Doopvont en doopbekken


Het doopvont en doopbekken werden gemaakt in 1852. In de rekeningboeken lezen we: 'Aan J. de Boer Hovingh voor het leveren van een massief mahagonie houten doopvont. Aan dezelfde voor levering van eene prachtige zilveren doopbekken'. De totale uitgaven bedroegen 832 gulden en 75 cent.

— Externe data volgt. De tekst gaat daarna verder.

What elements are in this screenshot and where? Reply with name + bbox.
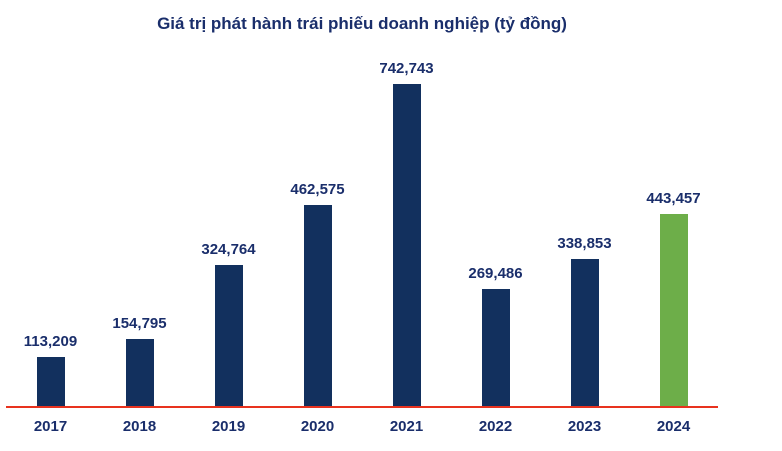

Jan de Boer Hovingh (1820-1875)

 

woonde in Oostwold, maar werd in Groningen geboren. In 1848 wordt hij zilversmidsknecht genoemd, in 1857 is hij zilversmid. Hij was de enige in de familie die een dubbele achternaam voerde: van vaders kant Hovingh en van moeders kant De Boer. Wilde hij zichzelf daarmee onderscheiden? Jans broers en zussen heetten slechts Hovingh. Vader Berend Hovingh was ook zilversmid.

 

 

Gravure

Op de deksel van het doopbekken staat gegraveerd: 'Vervaardigd in den Jare 1852 ten gebruike bij den H. DOOP voor de Hervormde Gemeente te OOSTWOLD zijnde toen alhier A. Tonkens Predikant, en U.O. Stikker, T.S. Hovinga en D.C. Mensinga Kerkvoogden'. Eind 1851 was in de vergadering van Kerkvoogden en Notabelen besloten tot de aanschaf van het doopvont en doopbekken.